Mas Anas mengambil napas, wajahnya berubah sedikit tegang, seperti hendak mengatakan sesuatu yang cukup serius.

"Ehm, saya mohon maaf sebelumnya jika apa yang akan saya sampaikan mungkin tidak berkenan di hati Bu Wahid dan keluarga. Saya, emm, jadi saya datang ke mari menemui Bu Wahid dan keluarga sebetulnya bermaksud untuk... melamar Mbak Azki, Bu, Mas, Mbak."

"Allahu akbar. Apa aku nggak salah dengar? Ini orang habis kesambet apa deh, becandanya keterlaluan banget!"

"Mas, kalo becanda jangan keterlaluan deh! Nggak baik mempermainkan hati orang!" sahutku spontan. Aku bahkan refleks berdiri, walau dengan badan gemetaran.

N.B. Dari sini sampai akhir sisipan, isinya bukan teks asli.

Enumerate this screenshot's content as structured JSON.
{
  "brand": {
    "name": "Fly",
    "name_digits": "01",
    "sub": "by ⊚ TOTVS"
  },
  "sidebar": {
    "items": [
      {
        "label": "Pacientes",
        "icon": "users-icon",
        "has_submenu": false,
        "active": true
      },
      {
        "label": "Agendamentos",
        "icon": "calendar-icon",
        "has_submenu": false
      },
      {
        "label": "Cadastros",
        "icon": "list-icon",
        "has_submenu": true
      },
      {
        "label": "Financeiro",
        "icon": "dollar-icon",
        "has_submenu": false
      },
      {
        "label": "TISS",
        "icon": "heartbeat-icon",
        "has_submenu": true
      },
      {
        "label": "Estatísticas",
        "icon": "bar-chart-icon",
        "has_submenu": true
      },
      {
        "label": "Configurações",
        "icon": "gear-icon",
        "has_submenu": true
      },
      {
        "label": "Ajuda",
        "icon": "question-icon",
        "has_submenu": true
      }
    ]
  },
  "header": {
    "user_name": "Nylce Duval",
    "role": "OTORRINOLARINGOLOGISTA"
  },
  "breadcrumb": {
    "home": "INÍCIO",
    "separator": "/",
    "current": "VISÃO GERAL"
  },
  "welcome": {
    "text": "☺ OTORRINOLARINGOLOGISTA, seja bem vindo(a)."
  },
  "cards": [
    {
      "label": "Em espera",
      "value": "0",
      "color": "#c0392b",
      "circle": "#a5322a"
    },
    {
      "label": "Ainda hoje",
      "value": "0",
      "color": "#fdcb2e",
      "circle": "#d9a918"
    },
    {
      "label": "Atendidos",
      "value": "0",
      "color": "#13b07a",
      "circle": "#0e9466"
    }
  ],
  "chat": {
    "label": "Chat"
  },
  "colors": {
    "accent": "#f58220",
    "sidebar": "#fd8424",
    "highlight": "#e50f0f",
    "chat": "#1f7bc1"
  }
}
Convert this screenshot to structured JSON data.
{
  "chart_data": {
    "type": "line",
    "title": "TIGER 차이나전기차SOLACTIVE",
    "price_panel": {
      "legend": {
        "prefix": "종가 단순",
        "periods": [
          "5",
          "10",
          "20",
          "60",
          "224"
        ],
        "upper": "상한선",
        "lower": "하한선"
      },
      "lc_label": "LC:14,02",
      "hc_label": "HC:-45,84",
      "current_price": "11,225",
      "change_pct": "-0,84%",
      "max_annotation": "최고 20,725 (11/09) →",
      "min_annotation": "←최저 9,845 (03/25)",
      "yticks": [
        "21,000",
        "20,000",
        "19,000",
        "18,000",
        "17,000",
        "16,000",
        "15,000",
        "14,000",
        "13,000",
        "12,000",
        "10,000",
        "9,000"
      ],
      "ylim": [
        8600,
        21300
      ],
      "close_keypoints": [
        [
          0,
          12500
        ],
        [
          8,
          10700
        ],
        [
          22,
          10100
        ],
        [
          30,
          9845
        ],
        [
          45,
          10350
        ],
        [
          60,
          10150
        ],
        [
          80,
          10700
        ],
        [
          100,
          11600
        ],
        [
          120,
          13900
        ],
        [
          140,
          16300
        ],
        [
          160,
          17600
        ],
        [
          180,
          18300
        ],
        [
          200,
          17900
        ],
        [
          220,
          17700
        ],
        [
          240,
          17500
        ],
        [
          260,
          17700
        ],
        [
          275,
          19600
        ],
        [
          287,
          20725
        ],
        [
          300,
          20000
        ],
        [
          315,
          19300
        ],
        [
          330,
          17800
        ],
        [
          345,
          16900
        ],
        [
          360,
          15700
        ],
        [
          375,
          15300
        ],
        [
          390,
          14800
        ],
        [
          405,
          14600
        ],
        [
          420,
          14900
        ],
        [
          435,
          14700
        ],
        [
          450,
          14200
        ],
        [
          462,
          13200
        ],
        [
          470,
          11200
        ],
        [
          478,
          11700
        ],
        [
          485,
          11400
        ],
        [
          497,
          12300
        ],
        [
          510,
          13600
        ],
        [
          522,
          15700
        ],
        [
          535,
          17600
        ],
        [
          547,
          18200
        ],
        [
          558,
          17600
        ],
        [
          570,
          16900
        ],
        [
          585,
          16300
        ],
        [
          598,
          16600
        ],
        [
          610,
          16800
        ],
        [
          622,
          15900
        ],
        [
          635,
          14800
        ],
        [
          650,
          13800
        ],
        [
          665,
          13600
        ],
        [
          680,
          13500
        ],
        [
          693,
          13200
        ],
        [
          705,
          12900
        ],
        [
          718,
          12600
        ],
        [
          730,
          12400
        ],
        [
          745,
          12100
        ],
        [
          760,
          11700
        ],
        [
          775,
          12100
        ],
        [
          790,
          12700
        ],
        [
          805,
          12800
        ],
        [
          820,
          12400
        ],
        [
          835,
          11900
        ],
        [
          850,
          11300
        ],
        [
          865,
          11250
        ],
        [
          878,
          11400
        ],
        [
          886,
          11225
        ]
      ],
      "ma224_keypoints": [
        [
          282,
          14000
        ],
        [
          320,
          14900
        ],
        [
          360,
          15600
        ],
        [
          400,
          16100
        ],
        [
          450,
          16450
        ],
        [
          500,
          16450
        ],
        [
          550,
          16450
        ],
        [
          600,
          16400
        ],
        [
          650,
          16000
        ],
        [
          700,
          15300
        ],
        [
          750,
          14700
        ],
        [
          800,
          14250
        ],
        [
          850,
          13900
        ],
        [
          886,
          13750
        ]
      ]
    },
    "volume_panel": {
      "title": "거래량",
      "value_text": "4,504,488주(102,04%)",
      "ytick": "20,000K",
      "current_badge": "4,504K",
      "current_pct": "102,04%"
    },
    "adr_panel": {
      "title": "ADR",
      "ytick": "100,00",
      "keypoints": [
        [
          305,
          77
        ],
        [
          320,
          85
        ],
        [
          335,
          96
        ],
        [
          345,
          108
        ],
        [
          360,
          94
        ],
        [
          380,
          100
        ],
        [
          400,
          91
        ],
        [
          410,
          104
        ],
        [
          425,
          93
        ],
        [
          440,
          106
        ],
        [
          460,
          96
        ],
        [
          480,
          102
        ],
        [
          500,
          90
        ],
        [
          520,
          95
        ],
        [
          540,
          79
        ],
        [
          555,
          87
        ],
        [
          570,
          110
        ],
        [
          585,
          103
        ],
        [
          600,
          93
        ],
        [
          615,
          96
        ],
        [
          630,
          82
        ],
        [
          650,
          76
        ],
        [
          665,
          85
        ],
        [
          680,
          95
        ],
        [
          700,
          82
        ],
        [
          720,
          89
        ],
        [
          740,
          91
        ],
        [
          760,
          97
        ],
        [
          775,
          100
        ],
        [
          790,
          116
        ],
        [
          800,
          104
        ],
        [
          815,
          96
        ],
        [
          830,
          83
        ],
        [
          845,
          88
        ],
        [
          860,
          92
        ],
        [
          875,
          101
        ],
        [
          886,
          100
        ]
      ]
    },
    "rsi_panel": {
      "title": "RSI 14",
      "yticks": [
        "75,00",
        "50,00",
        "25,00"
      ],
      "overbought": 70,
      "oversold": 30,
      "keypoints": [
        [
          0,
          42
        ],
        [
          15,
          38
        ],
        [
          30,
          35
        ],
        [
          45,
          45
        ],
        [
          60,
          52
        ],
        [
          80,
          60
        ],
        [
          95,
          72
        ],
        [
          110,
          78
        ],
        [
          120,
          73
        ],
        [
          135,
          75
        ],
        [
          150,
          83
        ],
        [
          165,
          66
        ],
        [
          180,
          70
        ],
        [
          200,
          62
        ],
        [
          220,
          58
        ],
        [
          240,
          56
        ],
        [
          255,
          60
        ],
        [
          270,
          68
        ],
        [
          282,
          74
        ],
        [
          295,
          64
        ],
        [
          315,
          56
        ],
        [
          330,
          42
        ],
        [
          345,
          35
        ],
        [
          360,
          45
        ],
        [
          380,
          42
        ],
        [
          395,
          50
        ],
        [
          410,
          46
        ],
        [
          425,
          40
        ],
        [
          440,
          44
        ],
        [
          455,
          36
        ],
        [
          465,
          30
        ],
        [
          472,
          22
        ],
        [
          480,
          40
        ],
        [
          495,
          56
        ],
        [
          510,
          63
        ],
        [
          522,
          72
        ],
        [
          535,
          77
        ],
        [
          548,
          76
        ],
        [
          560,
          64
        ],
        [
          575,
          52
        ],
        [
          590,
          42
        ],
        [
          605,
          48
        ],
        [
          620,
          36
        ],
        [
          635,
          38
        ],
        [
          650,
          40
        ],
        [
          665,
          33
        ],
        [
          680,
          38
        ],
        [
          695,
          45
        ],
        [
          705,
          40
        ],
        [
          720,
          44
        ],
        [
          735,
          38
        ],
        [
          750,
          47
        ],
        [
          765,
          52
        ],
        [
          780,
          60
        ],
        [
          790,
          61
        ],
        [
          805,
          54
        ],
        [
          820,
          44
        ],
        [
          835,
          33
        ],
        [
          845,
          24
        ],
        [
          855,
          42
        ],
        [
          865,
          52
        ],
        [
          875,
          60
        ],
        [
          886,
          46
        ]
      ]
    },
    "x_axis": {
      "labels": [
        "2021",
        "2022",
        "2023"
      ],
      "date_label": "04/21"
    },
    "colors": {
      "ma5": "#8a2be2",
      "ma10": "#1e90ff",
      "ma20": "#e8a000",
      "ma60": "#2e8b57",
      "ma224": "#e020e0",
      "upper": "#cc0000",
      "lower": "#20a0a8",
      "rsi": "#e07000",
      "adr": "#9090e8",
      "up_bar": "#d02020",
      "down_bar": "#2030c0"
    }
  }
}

Sungguh, aku merasa tidak baik-baik saja. Antara berharap ini nyata, tapi juga mengantisipasi kalau ternyata Mas Anas cuma bercanda. Walaupun aku tahu, Mas Anas ini bukan model-model Baim Wong yang hobinya nge-prank. Lha siapa Baim Wong aja dia belum tentu kenal. Eh!

"Duh, trus aku kudu gimana?!"

***

Dhuaaarrrrr,
Kok malah tiba-tiba ngelamar sih. Apa jangan-jangan Anas cuma becanda yak? Nge-prank? Balas dendam sama Azki yang sok jual mahal.

Makanya, Ki, jadi orang tuh jangan sok-sokan. Mau ditinggal pergi panik, dilamar malah mere-mere. Gimana cobaaa?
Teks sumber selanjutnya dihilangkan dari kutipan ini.